Cetti, I agree about lemon balm
Personal bug bears would include in no particular order, crocosmia, lucifer is right as I used to scream to hell most times weeding in my old place. I DO like it, but it'll be in a trough if I have it here, under lock and key! Sweet william, forgetmenots and violas. My mum helps out in my garden, and she just can't compost anything!!! I'm trying to grow something on in pots and there's 3 inch deep of this gubbins smothering it!! All of it self seeded and unwanted, but try telling her that! I'm quite fortunate that I usually read up on something before planting if I've been on a mad impulse buy. Table top sales and boot sales are the usual culprits for things that take over.
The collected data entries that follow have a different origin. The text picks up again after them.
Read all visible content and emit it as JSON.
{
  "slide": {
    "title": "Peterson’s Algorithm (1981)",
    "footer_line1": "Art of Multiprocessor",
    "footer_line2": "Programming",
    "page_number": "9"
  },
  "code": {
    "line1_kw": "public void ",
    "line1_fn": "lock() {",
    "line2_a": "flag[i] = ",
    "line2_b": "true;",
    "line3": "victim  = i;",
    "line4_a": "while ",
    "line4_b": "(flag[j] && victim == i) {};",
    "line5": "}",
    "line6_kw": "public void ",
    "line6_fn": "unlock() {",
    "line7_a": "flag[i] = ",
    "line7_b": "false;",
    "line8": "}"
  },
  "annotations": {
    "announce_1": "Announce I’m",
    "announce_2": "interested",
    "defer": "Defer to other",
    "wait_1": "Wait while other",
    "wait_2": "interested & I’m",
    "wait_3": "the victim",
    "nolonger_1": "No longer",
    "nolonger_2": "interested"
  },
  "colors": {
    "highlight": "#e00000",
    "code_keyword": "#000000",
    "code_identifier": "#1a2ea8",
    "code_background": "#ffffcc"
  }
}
I know what people mean about aquilegia too, another that self seeds ten a penny in the wrong place, yet in a heated propagator take an age to come up, and then are tiny seedlings! I too have sycamore every year thousands of the sods! I also have a next door neighbour who has a hazel that overhangs, fortunately I've neglected to tell them it makes the nuts on this years growth so as it isn't pruned significantly less hassle last year! Mind, I still have seedlings trying to survive in my lawn, and that's being cut every week and feed and weed and lawn weeder spray !! Goose grass? (sticky bobs) it grows everywhere on my neighbours gravel, the local wildlife and cats ensure I enjoy it too!
Oh and clematis tangutica, lovely climber, I gave a seedling I grew to my parents who planted it at their static caravan against an arch. The site was next to a river that flooded regularly. The outdoor garden bit was gravel, when I went there the next year, to my amazement you couldn't see the gravel for tangutica seedlings, all about a foot high, literally 100 a square foot!
It's funny though that what I struggle to grow is a menace elsewhere, I'll try to keep it in mind. Afterall, if everything grew easy, now where would the fun be in that?